Macron möchte da viel weitergehen: Erforderlich sei eine deutsch-französische Pionierarbeit, damit die EU nicht nur mit der Strategie „Made in Europe 2030“ eine Spitzenposition in der innovativen Industrie einnimmt, sondern auch politisch als Macht ernst genommen werden muss.
Emmanuel Macron
Die Ergebnisse des gemeinsamen Ministerrats, die Ende des Nachmittags vorgestellt wurden, tönen im Vergleich zu vage und etwas hohl. Die geplanten Maßnahmen gegen den amerikanischen Protektionismus des Inflation Reduction Act dagegen bleiben eine allgemeine Absichtserklärung. Immerhin soll Deutschland sich zur Zusammenarbeit im Bereich der Wasserstoffproduktion der iberisch-französischen Gruppe H2Med anschließen. Auch bei den Gasimporten soll die Kooperation verbessert werden.

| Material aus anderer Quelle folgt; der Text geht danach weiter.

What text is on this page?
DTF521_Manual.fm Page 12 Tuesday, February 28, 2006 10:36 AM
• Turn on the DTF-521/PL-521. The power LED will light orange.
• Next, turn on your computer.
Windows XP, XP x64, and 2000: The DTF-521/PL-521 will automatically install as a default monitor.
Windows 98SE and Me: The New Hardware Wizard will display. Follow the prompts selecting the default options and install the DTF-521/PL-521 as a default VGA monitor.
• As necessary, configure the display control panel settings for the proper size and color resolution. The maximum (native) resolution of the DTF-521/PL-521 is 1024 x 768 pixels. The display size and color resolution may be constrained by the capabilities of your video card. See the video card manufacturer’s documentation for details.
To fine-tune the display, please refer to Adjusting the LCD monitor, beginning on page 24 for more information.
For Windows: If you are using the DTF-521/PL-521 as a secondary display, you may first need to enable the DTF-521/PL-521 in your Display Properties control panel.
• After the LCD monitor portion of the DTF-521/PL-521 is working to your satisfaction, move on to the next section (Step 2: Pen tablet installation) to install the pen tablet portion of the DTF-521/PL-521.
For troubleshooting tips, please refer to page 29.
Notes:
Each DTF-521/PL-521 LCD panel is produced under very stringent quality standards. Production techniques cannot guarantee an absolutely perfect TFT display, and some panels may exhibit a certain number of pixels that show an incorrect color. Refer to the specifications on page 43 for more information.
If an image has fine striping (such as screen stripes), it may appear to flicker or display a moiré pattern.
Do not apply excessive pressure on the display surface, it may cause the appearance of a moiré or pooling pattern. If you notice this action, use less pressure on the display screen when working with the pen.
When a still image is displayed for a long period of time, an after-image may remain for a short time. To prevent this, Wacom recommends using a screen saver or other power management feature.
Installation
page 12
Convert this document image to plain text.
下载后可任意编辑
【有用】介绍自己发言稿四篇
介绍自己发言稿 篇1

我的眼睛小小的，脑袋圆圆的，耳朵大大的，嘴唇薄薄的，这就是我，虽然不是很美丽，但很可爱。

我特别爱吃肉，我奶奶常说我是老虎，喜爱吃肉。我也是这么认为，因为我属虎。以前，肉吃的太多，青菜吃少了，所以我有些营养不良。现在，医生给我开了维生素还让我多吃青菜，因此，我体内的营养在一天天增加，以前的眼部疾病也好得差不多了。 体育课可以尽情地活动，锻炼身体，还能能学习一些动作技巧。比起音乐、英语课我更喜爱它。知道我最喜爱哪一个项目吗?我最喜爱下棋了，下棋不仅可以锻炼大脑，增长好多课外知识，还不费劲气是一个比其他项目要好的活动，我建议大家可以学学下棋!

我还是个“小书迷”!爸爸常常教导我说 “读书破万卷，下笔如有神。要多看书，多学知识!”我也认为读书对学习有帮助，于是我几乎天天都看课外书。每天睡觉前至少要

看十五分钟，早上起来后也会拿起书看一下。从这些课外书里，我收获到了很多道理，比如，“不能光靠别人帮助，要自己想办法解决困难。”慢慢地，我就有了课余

Und auch in der Diskussion über militärische Rüstung möchte man sich mit einer Aufgabenteilung näher kommen: Frankreich entwickelt den neuen Kampfjet, während Deutschland den gemeinsame Panzer konstruiert.
Weiterhin offen bleibt auch die Frage der Lieferung von schweren Panzern, vom Typ Leopard 2 aus Deutschland und Leclerc aus Frankreich, an die Ukraine. Scholz berief sich auf weitere Diskussionen mit den Alliierten, und Macron meinte unverbindlich: „Nichts ist ausgeschlossen.“ Er fügte aber an, es gelte eine „Eskalation zu vermeiden“. Außenministerin Annalena Baerbock meinte nach einem Treffen des gemeinsamen Verteidigungs- und Sicherheitsrats, Deutschland werde sich nicht widersetzen, wenn Polen seine Leopard-Panzer in die Ukraine schicke.